Just when we thought we’d finally caught a break, as the wave of closures and firings slowed and customers began to take notice, COVID-19 ravaged the world, and everything went dark. In some areas, dispensaries were closed until they received minimal relief with essential business status, and those that remained open had to completely change the way they did things. Non-essential media was the first to go, which meant no events and no way to continue with tradition by networking in person.
Pot shops experienced a small windfall when customers started buying large amounts of cannabis in hopes of reducing the number of trips they had to make into public during a pandemic, but it didn’t last long before they too, found that sales rates plummeted. Now, all businesses and industries have been put through the wringer, as social distancing, mask mandates, and fear costed them dearly, but the pot industry is the only one that wasn’t given the time it needed to recover from a rocky beginning.
Surprisingly, we haven't seen too much more for large-scale shutdowns, and most businesses that have made it this far are doing well enough to have hope for the future. Sadly, most are still barely making it by, and the staggering number of black-market competitors has a lot to do with it. One study which looked at the effects of an illicit pot shop on legal the closest legal one suggests that for every illegal dealer that’s shut down, sales improve by as much as 10% for licensed stores.
That’s an incredible difference and now that the stakes are so high, so are the tempers of those who have it all on the line. The trouble is that it’s not so black and white as our current laws have most believing. Many of these shunned entrepreneurs also had big dreams of getting in on legal weed, and the current system of checks and balances did nothing but hold them back. These are legacy dealers, and they’re the ones who sparked our obsessive visions of what could be possible in an open industry.
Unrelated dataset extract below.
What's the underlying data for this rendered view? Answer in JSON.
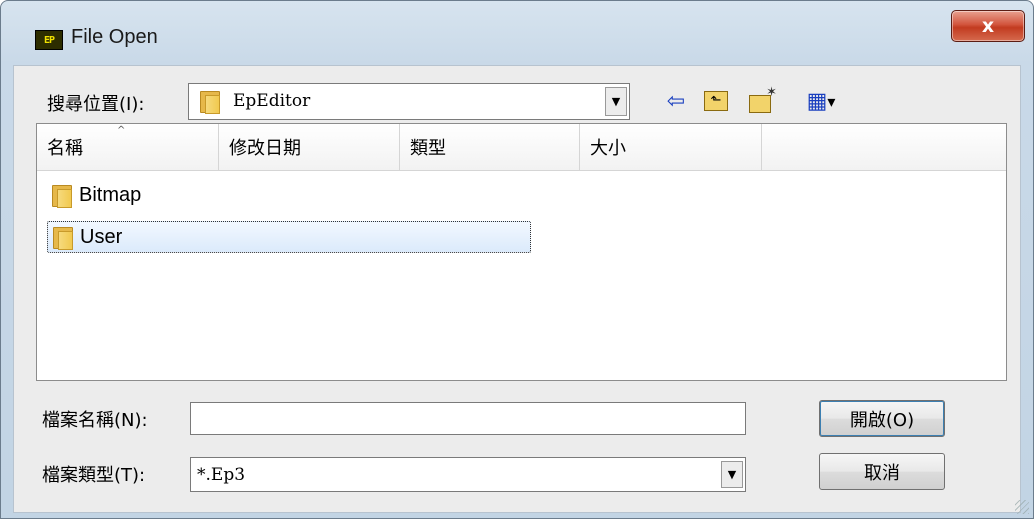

Now we sit on the precipice of what could be either a landslide downfall or our greatest achievements, and there is no one that knows this more than cannabis industry professionals. What our lawmakers, consumers and businesses decide to do today could make or break our future. Yes, it all really is that fragile. Though most would point towards the millions that have been made over these last couple of years as evidence of success, we haven't really seen anything yet, and most of what we do see is a facade anyway.
The cannabis industry is still breathing, flowing with lifelong ambitions, passions, and spectacular ideas that could change the world but it’s not likely to truly flourish until we let go of the past, and usher in a new era that treats all green professionals as equal, law-abiding adults who are entirely capable of making decisions for themselves. We need to weld the legacy and new-age businesses together in a solid partnership, and we need the freedom to make it happen. Otherwise, the future for all industry players could be pretty bleak.